Steve Benen has a great report and analysis on how substantive health care reform is swirling near the bottom of the bowl today. He helpfully reminds us of the old axiom about the making of sausage and why you don’t want to watch it. This process is no different. Taking that as a starting point, I don’t think it’s all that difficult for us to draw a few conclusions about the main stumbling blocks which are driving this thing off the rails.

1. It’s all about the Benjamins. On the GOP side, we don’t really need to call in Sherlock Holmes for this one. The simple fact that the proposal is something desired by the Democratic Party in general and President Obama specifically is more than enough reason for some Republicans to oppose it. But plenty more are genuinely worried about the cost. But here’s the secret: we won’t see a public admission, but Obama and the Dem leadership are more than literate enough to read the latest polls. Most Americans are beginning to panic about the mountain of debt that’s just dropped on us, coming in as the number one concern among voters in two recent polls. Once the OMB put a price tag of at least 1.5 trillion on the original scheme, they began seeing visions of their new congressional majority and ownership of the Oval Office evaporting in 2010 and 2012, respectively. A cheaper plan was needed to still make it look like “a win” as if they were actually doing something, but not throwing that much money at yet another problem. Any health care reform plan that has a trillion-dollar-plus price tag on it is now dead on arrival.

2. They hear their masters’ voices. Here’s one that you will never see showing up in a press conference on the Hill. How did the noxious bankruptcy bill pass so easily a couple of years ago? How do credit card companies and trial lawyers continue to get their way on financial regulation and limitations for nuisance suits, even when the “party of the people” is in charge? Because that’s who pays for the Beltway’s reindeer games. And nothing has changed just because Barack Obama was elected. If you think you’re going to get all of these people to vote for something that will drastically damage the profitability of an industry the size of the nation’s health insurance giants, you should write fantasy novels for a living. The people who fund these elections on both sides of the aisle are cracking their whips and the politicians (yes, some of your Democrats, too) are falling in line.

3. Greener pastures await. There are less ruinous plans which have already been put forward. Rather than a “public option” — which now looks to be about as dead as anything with a $1T plus price tag — lawmakers are looking at things like public cooperatives, started with federal seed money and requiring reasonable federal oversight. These should be similar in form to the credit unions, agricultural co-ops and energy buying commune plans which are available in my area. They should require far less tax money to implement and raise fewer hackles among Republicans worried about a single-payer system and public option.

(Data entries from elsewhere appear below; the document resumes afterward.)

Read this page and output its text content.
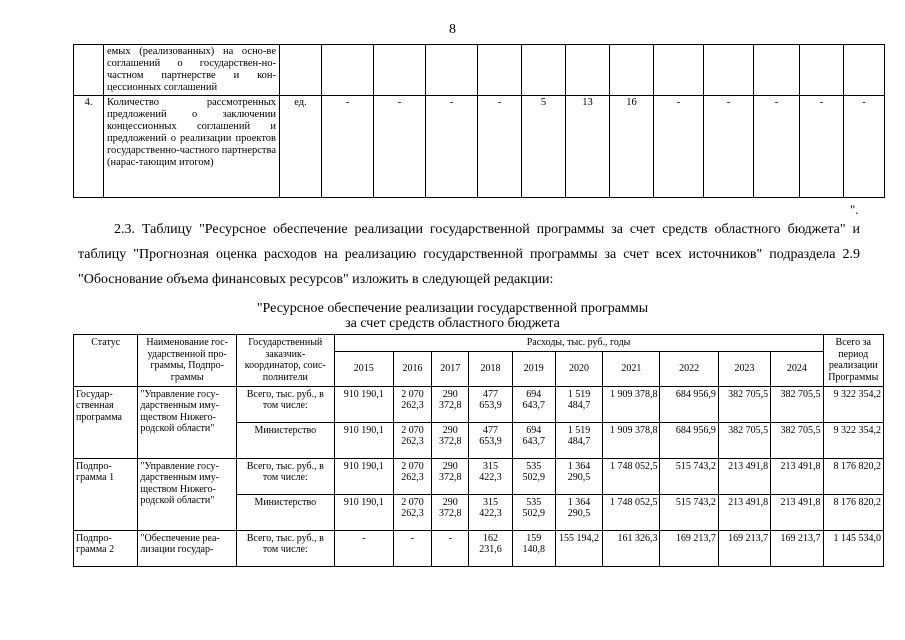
8
	емых (реализованных) на осно-ве соглашений о государствен-но-частном партнерстве и кон-цессионных соглашений													
4.	Количество рассмотренных предложений о заключении концессионных соглашений и предложений о реализации проектов государственно-частного партнерства (нарас-тающим итогом)	ед.	-	-	-	-	5	13	16	-	-	-	-	-
".
2.3. Таблицу "Ресурсное обеспечение реализации государственной программы за счет средств областного бюджета" и таблицу "Прогнозная оценка расходов на реализацию государственной программы за счет всех источников" подраздела 2.9 "Обоснование объема финансовых ресурсов" изложить в следующей редакции:
"Ресурсное обеспечение реализации государственной программы
за счет средств областного бюджета
Статус	Наименование гос-ударственной про-граммы, Подпро-граммы	Государственный заказчик-координатор, соис-полнители	Расходы, тыс. руб., годы										Всего за период реализации Программы
			2015	2016	2017	2018	2019	2020	2021	2022	2023	2024	
Государ-ственная программа	"Управление госу-дарственным иму-ществом Нижего-родской области"	Всего, тыс. руб., в том числе:	910 190,1	2 070 262,3	290 372,8	477 653,9	694 643,7	1 519 484,7	1 909 378,8	684 956,9	382 705,5	382 705,5	9 322 354,2
		Министерство	910 190,1	2 070 262,3	290 372,8	477 653,9	694 643,7	1 519 484,7	1 909 378,8	684 956,9	382 705,5	382 705,5	9 322 354,2
Подпро-грамма 1	"Управление госу-дарственным иму-ществом Нижего-родской области"	Всего, тыс. руб., в том числе:	910 190,1	2 070 262,3	290 372,8	315 422,3	535 502,9	1 364 290,5	1 748 052,5	515 743,2	213 491,8	213 491,8	8 176 820,2
		Министерство	910 190,1	2 070 262,3	290 372,8	315 422,3	535 502,9	1 364 290,5	1 748 052,5	515 743,2	213 491,8	213 491,8	8 176 820,2
Подпро-грамма 2	"Обеспечение реа-лизации государ-	Всего, тыс. руб., в том числе:	-	-	-	162 231,6	159 140,8	155 194,2	161 326,3	169 213,7	169 213,7	169 213,7	1 145 534,0
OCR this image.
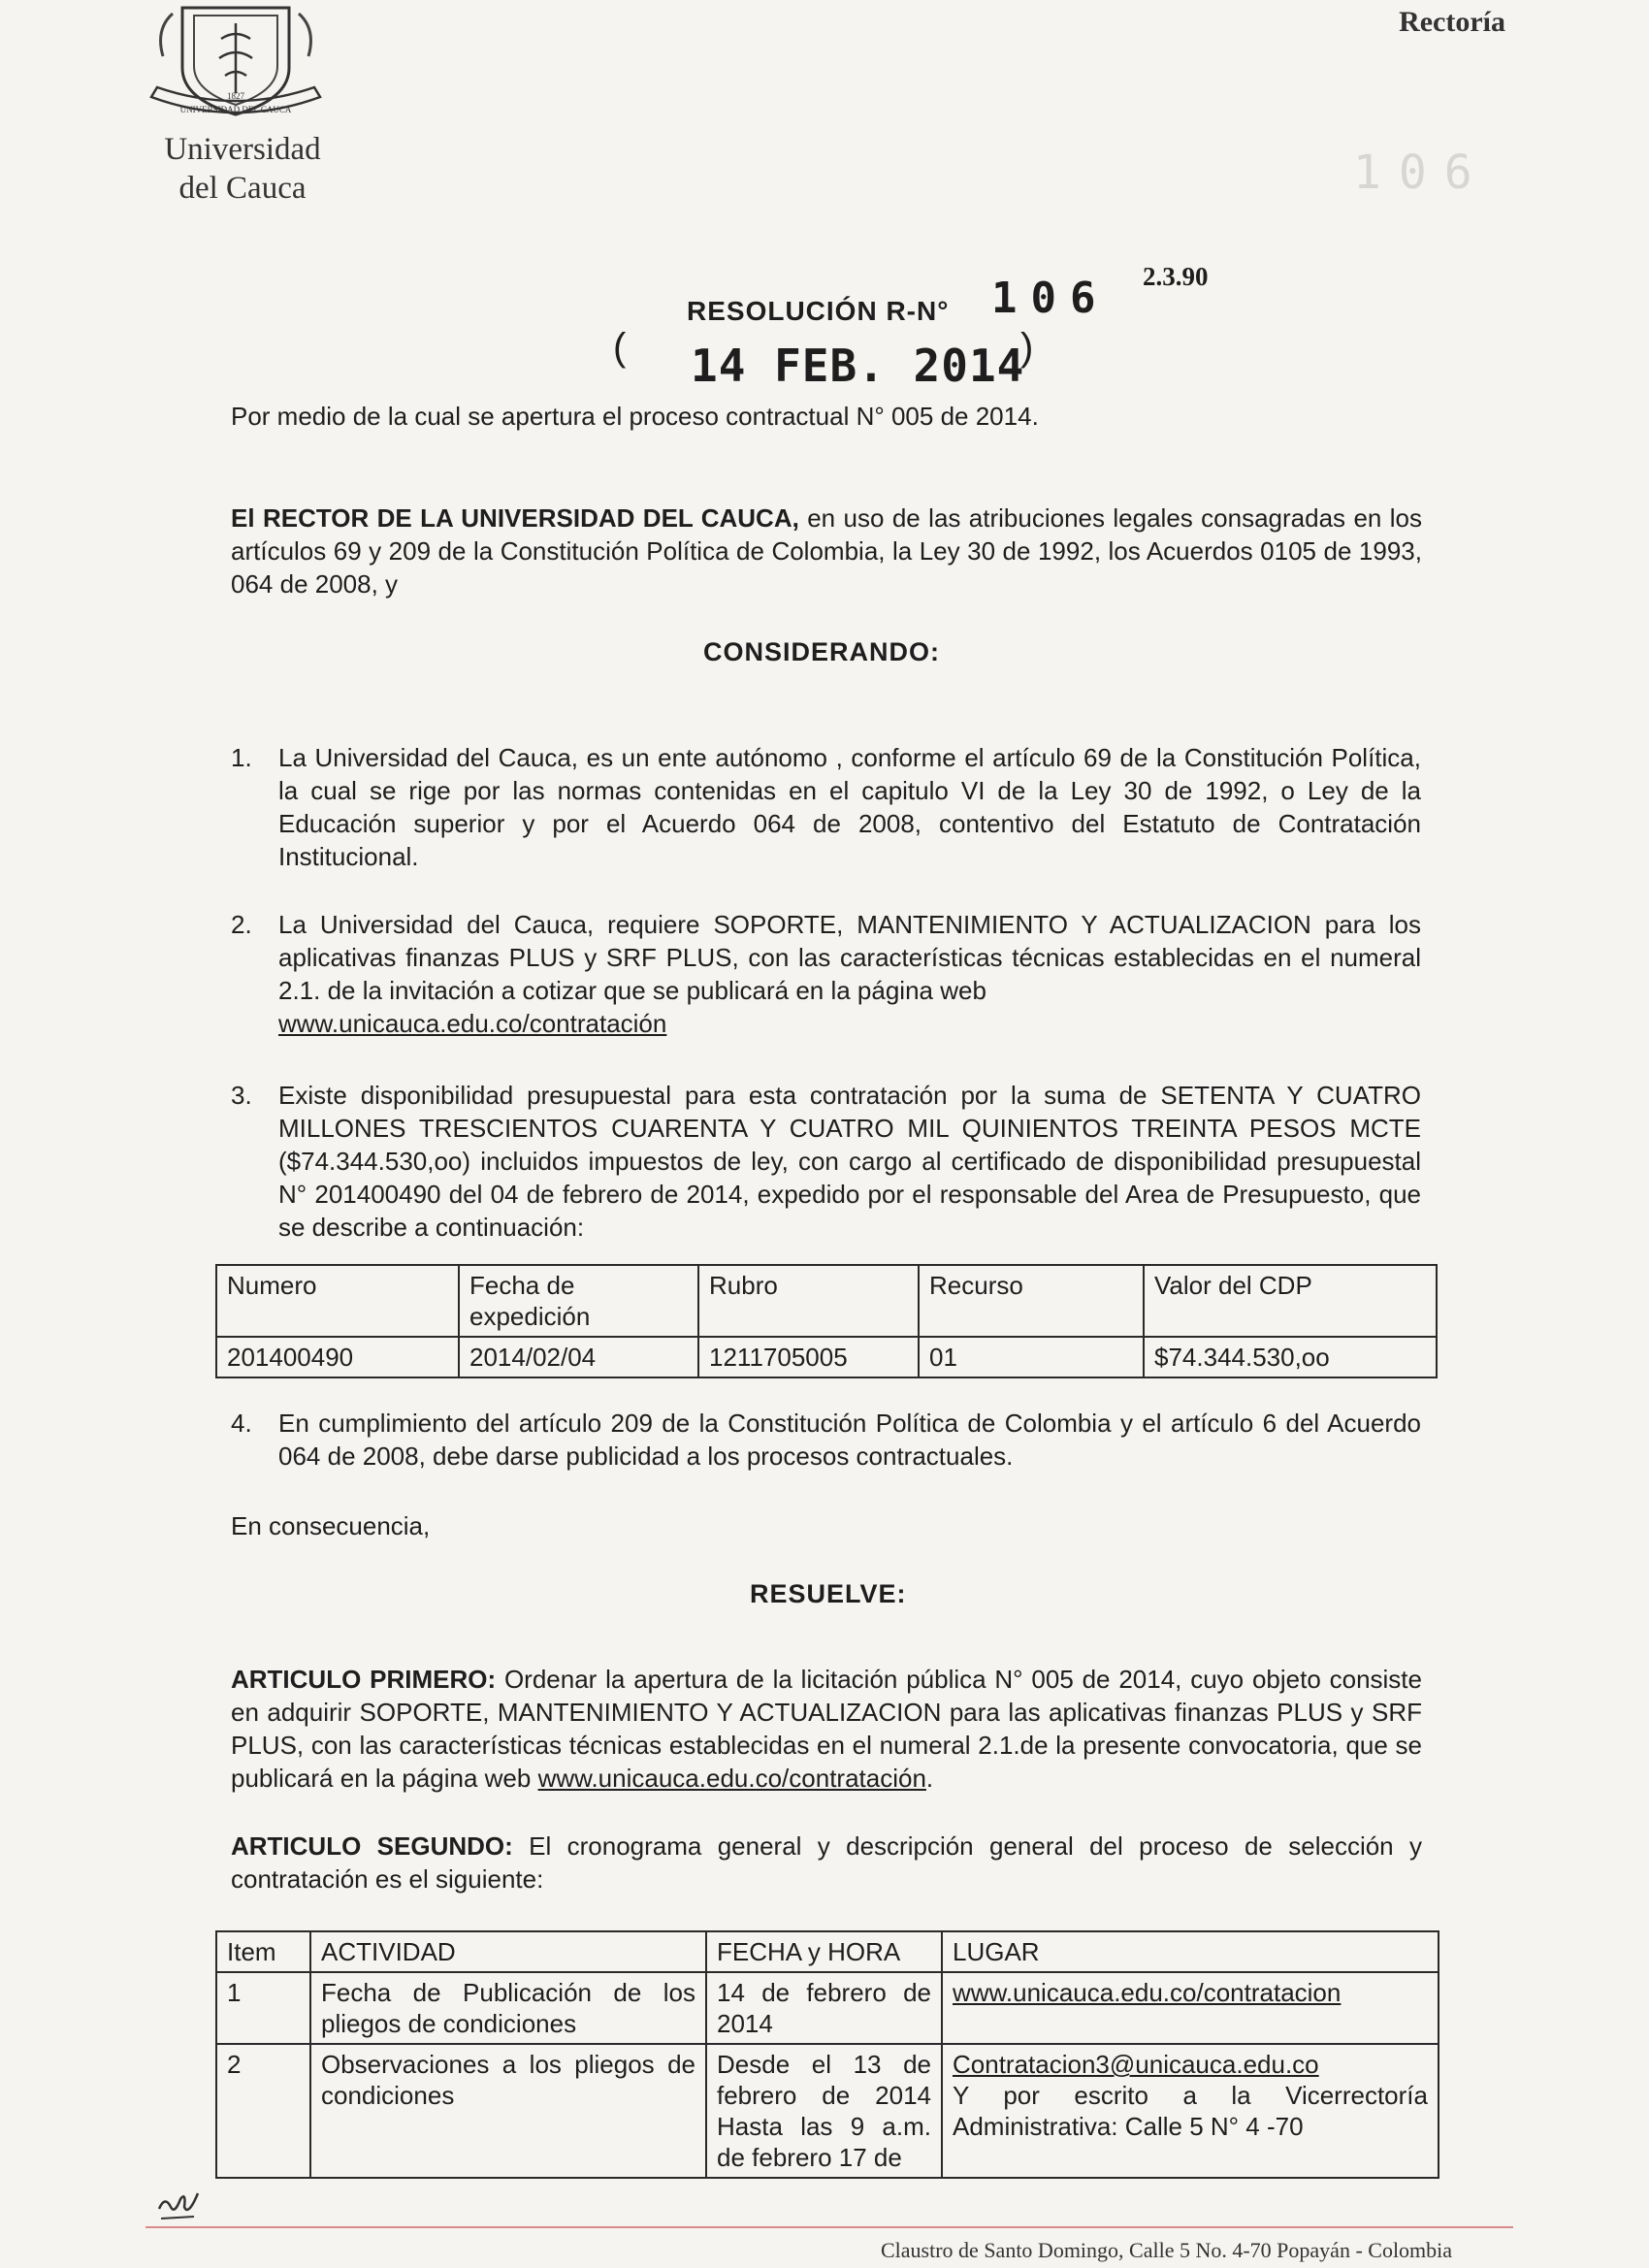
UNIVERSIDAD DEL CAUCA
1827
Universidad
del Cauca
Rectoría
106
RESOLUCIÓN R-N° 106 2.3.90
( 14 FEB. 2014
)
Por medio de la cual se apertura el proceso contractual N° 005 de 2014.
El RECTOR DE LA UNIVERSIDAD DEL CAUCA, en uso de las atribuciones legales consagradas en los artículos 69 y 209 de la Constitución Política de Colombia, la Ley 30 de 1992, los Acuerdos 0105 de 1993, 064 de 2008, y
CONSIDERANDO:
1. La Universidad del Cauca, es un ente autónomo , conforme el artículo 69 de la Constitución Política, la cual se rige por las normas contenidas en el capitulo VI de la Ley 30 de 1992, o Ley de la Educación superior y por el Acuerdo 064 de 2008, contentivo del Estatuto de Contratación Institucional.
2. La Universidad del Cauca, requiere SOPORTE, MANTENIMIENTO Y ACTUALIZACION para los aplicativas finanzas PLUS y SRF PLUS, con las características técnicas establecidas en el numeral 2.1. de la invitación a cotizar que se publicará en la página web
www.unicauca.edu.co/contratación
3. Existe disponibilidad presupuestal para esta contratación por la suma de SETENTA Y CUATRO MILLONES TRESCIENTOS CUARENTA Y CUATRO MIL QUINIENTOS TREINTA PESOS MCTE ($74.344.530,oo) incluidos impuestos de ley, con cargo al certificado de disponibilidad presupuestal N° 201400490 del 04 de febrero de 2014, expedido por el responsable del Area de Presupuesto, que se describe a continuación:
Numero	Fecha de expedición	Rubro	Recurso	Valor del CDP
201400490	2014/02/04	1211705005	01	$74.344.530,oo
4. En cumplimiento del artículo 209 de la Constitución Política de Colombia y el artículo 6 del Acuerdo 064 de 2008, debe darse publicidad a los procesos contractuales.
En consecuencia,
RESUELVE:
ARTICULO PRIMERO: Ordenar la apertura de la licitación pública N° 005 de 2014, cuyo objeto consiste en adquirir SOPORTE, MANTENIMIENTO Y ACTUALIZACION para las aplicativas finanzas PLUS y SRF PLUS, con las características técnicas establecidas en el numeral 2.1.de la presente convocatoria, que se publicará en la página web www.unicauca.edu.co/contratación.
ARTICULO SEGUNDO: El cronograma general y descripción general del proceso de selección y contratación es el siguiente:
Item	ACTIVIDAD	FECHA y HORA	LUGAR
1	Fecha de Publicación de los pliegos de condiciones	14 de febrero de 2014	www.unicauca.edu.co/contratacion

2	Observaciones a los pliegos de condiciones	Desde el 13 de febrero de 2014 Hasta las 9 a.m. de febrero 17 de	Contratacion3@unicauca.edu.co
Y por escrito a la Vicerrectoría Administrativa: Calle 5 N° 4 -70
Claustro de Santo Domingo, Calle 5 No. 4-70 Popayán - Colombia
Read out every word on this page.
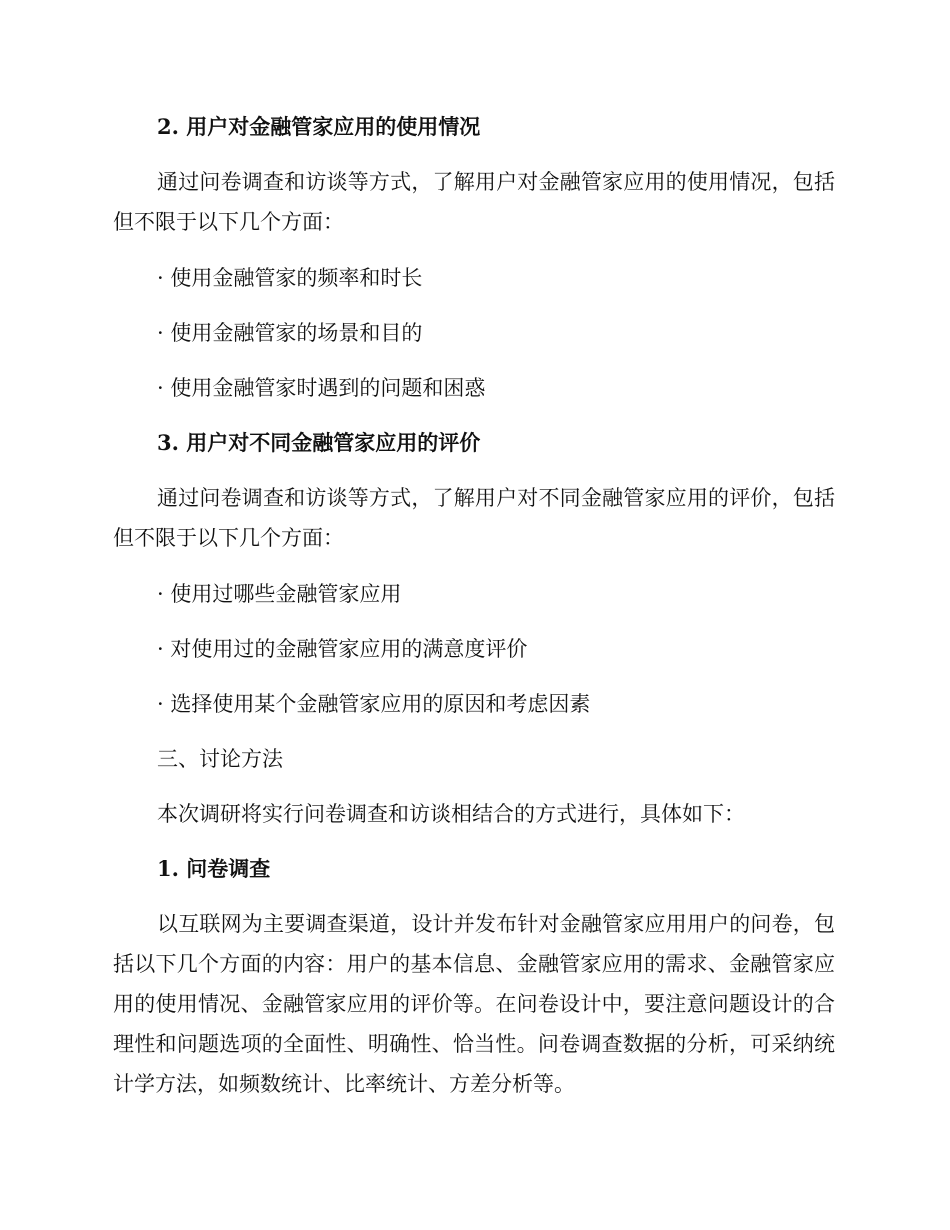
2. 用户对金融管家应用的使用情况
通过问卷调查和访谈等方式，了解用户对金融管家应用的使用情况，包括但不限于以下几个方面：
· 使用金融管家的频率和时长
· 使用金融管家的场景和目的
· 使用金融管家时遇到的问题和困惑
3. 用户对不同金融管家应用的评价
通过问卷调查和访谈等方式，了解用户对不同金融管家应用的评价，包括但不限于以下几个方面：
· 使用过哪些金融管家应用
· 对使用过的金融管家应用的满意度评价
· 选择使用某个金融管家应用的原因和考虑因素
三、讨论方法
本次调研将实行问卷调查和访谈相结合的方式进行，具体如下：
1. 问卷调查
以互联网为主要调查渠道，设计并发布针对金融管家应用用户的问卷，包括以下几个方面的内容：用户的基本信息、金融管家应用的需求、金融管家应用的使用情况、金融管家应用的评价等。在问卷设计中，要注意问题设计的合理性和问题选项的全面性、明确性、恰当性。问卷调查数据的分析，可采纳统计学方法，如频数统计、比率统计、方差分析等。
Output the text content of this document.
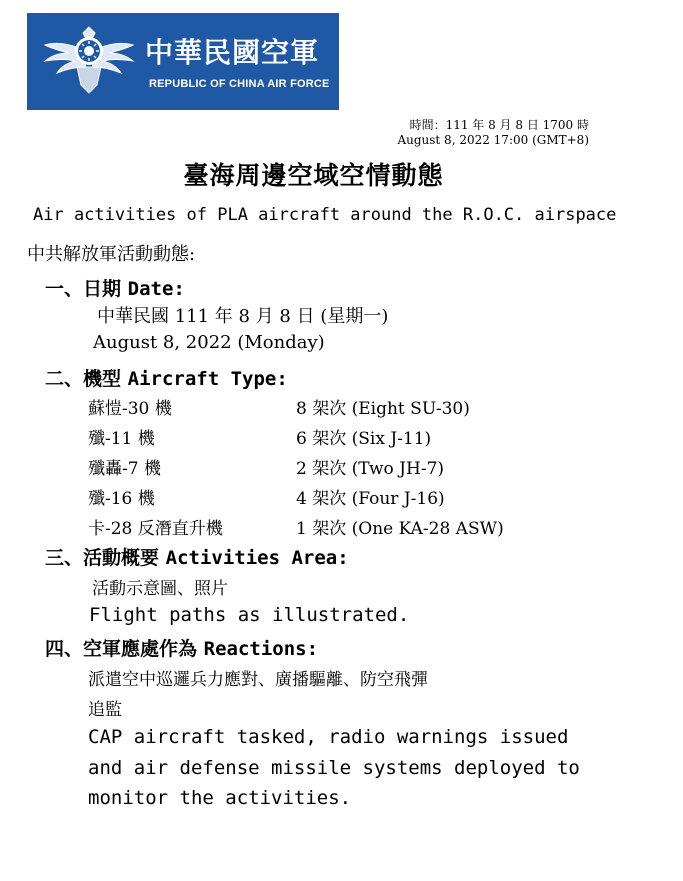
中華民國空軍
REPUBLIC OF CHINA AIR FORCE
時間：111 年 8 月 8 日 1700 時
August 8, 2022 17:00 (GMT+8)
臺海周邊空域空情動態
Air activities of PLA aircraft around the R.O.C. airspace
中共解放軍活動動態:
一、日期 Date:
中華民國 111 年 8 月 8 日 (星期一)
August 8, 2022 (Monday)
二、機型 Aircraft Type:
蘇愷-30 機	8 架次 (Eight SU-30)
殲-11 機	6 架次 (Six J-11)
殲轟-7 機	2 架次 (Two JH-7)
殲-16 機	4 架次 (Four J-16)
卡-28 反潛直升機	1 架次 (One KA-28 ASW)
三、活動概要 Activities Area:
活動示意圖、照片
Flight paths as illustrated.
四、空軍應處作為 Reactions:
派遣空中巡邏兵力應對、廣播驅離、防空飛彈
追監
CAP aircraft tasked, radio warnings issued
and air defense missile systems deployed to
monitor the activities.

President Obama’s honeymoon is effectively over now, and the period in which he can blame everything on his predecessors is rapidly shrinking. (For more, see “The President Who Fell to Earth from the Sky.”) He should be given full credit for attempting bold moves to address big problems, but every action will have consequences now. He is still well loved personally across the nation, but his plans are facing increasingly stiff headwinds, mostly because of the terrifying price tags involved. You’re going to get a “health care reform bill” this year, but at this point I’m pretty sure that it’s going to be a paper tiger, with the primary goal of not having to admit to the Republicans that the Democrats have just been turned back on one of their centerpiece agenda items.

  • Silhouette
    It's not just the democrats taht have been turned back. It's the sick and dying, overworked, broke, disgusted and fed-up populace that has been. Think: Iran.

    That's the level of revolt you're going to be looking at if people are pushed any further on this basic human right.

    It's very simple, laws are being carved to favor a small group of very wealthy people at the expense and exploitation of the huge masses that are at the end of their rope. This never goes very well. Read your history books Congress..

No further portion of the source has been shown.